The draft recommends that internal and attached ADUs be allowed with restrictions but that detached ADUs not be allowed.
ADUs are separate living quarters added to the back of a house, over a garage or built as freestanding structures.
The eight-member ADU Task Force was formed a year ago by the District 12 Land Use Committee with the charge to recommend whether or not ADUs are appropriate for the neighborhood after the Land Use Efficiency Group—an interest group that is a part of Transition Town ASAP—proposed the zoning changes to the committee as a way to help provide living space for aging parents, caregivers or seniors looking to downsize but stay on their property.
That proposal came after the City of St. Paul began looking at a residential zoning change that would allow ADUs along the Central Corridor, which would affect the southern portion of St. Anthony Park. Some community members felt that potential change should apply to the north part of the neighborhood, as well.
The task force met 10 times and held one community in March.
The draft recommendation acknowledges a range of opinion among St. Anthony Park residents and task force members. “Some accept that there may be good reason to allow them; whereas, others are concerned about their possible negative impact on green space and overall character of [St. Anthony] Park,” the draft says.
“Some task force members are also skeptical about whether any or all of the reasons discussed are valid, or whether we know enough about potential concerns to mitigate possible negative impacts. Equally important is the feeling shared by most members that we should not limit reasonable use of private property for an ADU if there is no compelling reason to deny this use. In an effort to strike some middle ground, the task force’s consensus is that internal and attached ADUs should be allowed with certain restrictions, but that detached ADUs not be allowed.”

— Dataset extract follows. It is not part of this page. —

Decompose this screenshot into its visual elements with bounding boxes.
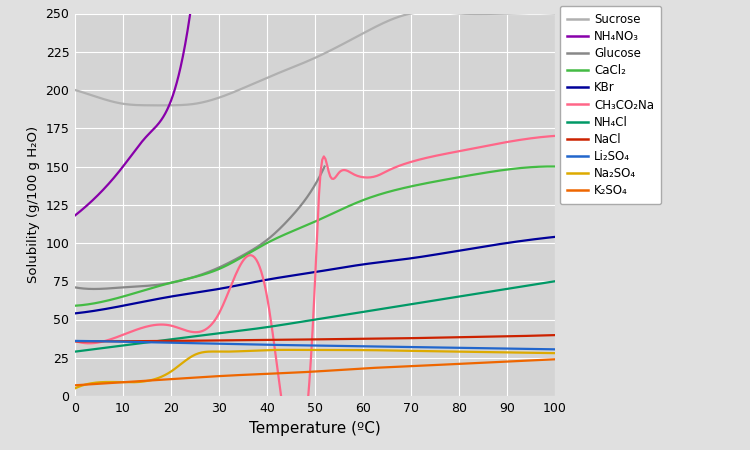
X-axis label: Temperature (ºC): Temperature (ºC) [249, 422, 381, 436]
Y-axis label: Solubility (g/100 g H₂O): Solubility (g/100 g H₂O) [27, 126, 40, 284]
Legend: Sucrose, NH₄NO₃, Glucose, CaCl₂, KBr, CH₃CO₂Na, NH₄Cl, NaCl, Li₂SO₄, Na₂SO₄, K₂S: Sucrose, NH₄NO₃, Glucose, CaCl₂, KBr, CH… [560, 6, 661, 204]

The draft recommendation, which can be found at www.sapcc.org/adu-task-force-draft-recommendation, lists the following recommended criteria for the internal or attached ADUs:
* They must be owner-occupied, with clear, reasonable enforcement provisions for verifying owner occupancy.
* Only internal and attached ADUs would be allowed; detached ADUs would not be allowed.

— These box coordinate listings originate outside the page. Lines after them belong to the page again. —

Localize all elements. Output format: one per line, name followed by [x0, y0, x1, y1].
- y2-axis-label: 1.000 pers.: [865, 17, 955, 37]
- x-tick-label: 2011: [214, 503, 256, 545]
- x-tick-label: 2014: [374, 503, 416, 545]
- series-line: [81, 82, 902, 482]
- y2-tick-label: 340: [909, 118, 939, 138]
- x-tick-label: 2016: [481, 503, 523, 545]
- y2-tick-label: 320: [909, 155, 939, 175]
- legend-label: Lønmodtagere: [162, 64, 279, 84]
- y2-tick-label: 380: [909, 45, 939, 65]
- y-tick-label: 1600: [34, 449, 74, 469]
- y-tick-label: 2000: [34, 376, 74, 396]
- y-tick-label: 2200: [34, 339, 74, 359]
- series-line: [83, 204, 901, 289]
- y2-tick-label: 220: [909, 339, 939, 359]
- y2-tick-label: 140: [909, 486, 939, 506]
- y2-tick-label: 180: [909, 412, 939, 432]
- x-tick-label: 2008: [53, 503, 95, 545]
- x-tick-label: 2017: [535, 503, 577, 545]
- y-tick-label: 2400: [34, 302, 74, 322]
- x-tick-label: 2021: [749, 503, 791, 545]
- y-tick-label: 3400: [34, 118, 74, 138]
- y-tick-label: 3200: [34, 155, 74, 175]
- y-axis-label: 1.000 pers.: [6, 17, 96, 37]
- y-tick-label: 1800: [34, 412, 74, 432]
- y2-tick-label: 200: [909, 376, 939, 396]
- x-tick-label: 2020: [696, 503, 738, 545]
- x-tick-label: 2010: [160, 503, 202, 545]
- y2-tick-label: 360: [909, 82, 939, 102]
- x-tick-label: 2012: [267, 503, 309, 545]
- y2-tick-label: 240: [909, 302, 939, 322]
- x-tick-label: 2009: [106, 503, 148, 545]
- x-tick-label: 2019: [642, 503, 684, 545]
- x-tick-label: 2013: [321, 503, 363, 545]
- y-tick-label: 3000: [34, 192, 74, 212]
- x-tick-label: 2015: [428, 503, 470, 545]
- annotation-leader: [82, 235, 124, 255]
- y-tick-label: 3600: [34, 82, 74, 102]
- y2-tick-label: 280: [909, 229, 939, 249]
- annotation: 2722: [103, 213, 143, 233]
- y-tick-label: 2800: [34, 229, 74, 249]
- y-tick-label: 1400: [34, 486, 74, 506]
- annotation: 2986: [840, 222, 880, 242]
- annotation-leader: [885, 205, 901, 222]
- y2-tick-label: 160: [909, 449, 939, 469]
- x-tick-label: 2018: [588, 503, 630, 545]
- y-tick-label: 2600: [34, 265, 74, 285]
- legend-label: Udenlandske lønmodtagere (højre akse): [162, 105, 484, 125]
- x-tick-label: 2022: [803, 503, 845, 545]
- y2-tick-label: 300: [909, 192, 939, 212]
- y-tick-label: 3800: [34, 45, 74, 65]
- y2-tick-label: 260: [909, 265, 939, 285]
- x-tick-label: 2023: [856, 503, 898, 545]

* Building an ADU over a garage would not be allowed.
* One ADU would be allowed per lot as an accessory to a single-family home. Owners of duplexes would not allowed to add an ADU.
* Occupancy limit would be the same as for a single-family home and would not increase with the addition of an ADU. St. Paul code defines a family as any number of people related by blood or marriage, plus two unrelated individuals.

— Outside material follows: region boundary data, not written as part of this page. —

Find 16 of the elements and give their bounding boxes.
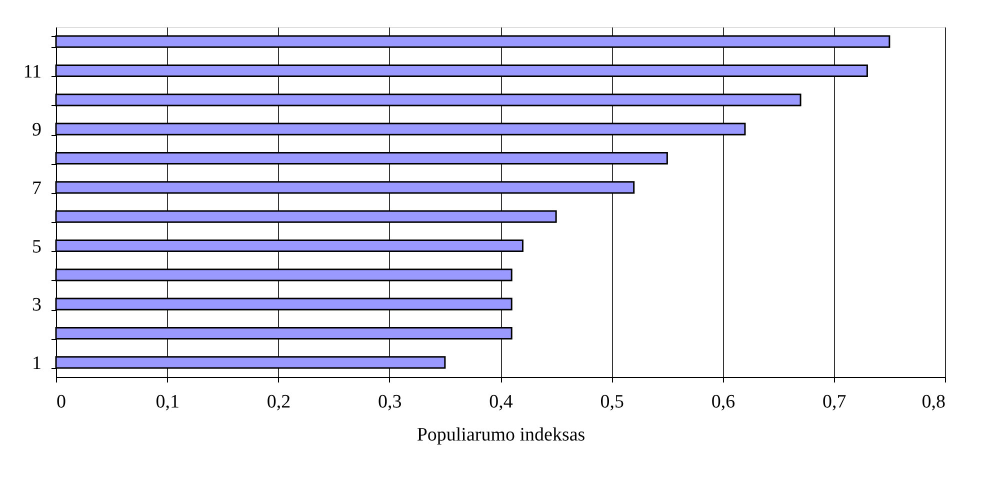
x-tick-label: 0,5 xyxy=(600,392,624,412)
y-tick-label: 11 xyxy=(23,61,42,82)
y-tick-label: 3 xyxy=(32,294,42,316)
x-tick-label: 0,2 xyxy=(266,392,291,412)
x-axis-title: Populiarumo indeksas xyxy=(416,424,586,446)
x-tick-label: 0 xyxy=(56,392,66,412)
x-tick-label: 0,1 xyxy=(156,392,180,412)
x-tick-label: 0,4 xyxy=(489,392,514,412)
x-tick-label: 0,8 xyxy=(922,392,946,412)
y-tick-label: 5 xyxy=(32,236,42,258)
y-tick-label: 9 xyxy=(32,120,42,141)
x-tick-label: 0,6 xyxy=(711,392,736,412)
y-tick-label: 7 xyxy=(32,178,42,199)
y-tick-label: 1 xyxy=(32,352,42,374)
x-tick-label: 0,7 xyxy=(822,392,846,412)
x-tick-label: 0,3 xyxy=(378,392,402,412)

* Enclosed stairways would be required.
* A plan review by city staff would be required for verification and enforcement. All other code provisions would apply relating to setbacks, height, lot coverage, design standards and so on.
* No additional on-street parking permits would be provided in areas where parking is restricted.
* No additional off-street parking space would be required.
* There should be a minimum and maximum size for an ADU. Typical minimums elsewhere are 300 to 400 square feet; typical maximums are 800 to 1,000 square feet. The task force has not reached consensus on the size limits.
After considering community input from the Oct. 5 meeting, task force members will decide if they want to revise their recommendation and then send it to the District 12 Land Use Committee, said Phil Carlson, one of the task force members. Other task force members include Karen Hovland, Glen Skovholt, Jon Seltz, Mark Thieroff, Jim Stout, Claudia Wielgorecki and Nancy Plagens.
The Land Use Committee would have to approve the recommendation before it went to the District 12 board of directors, which in turn would need to approve it before sending it before the various city committees that would have to review it before it reached the City Council.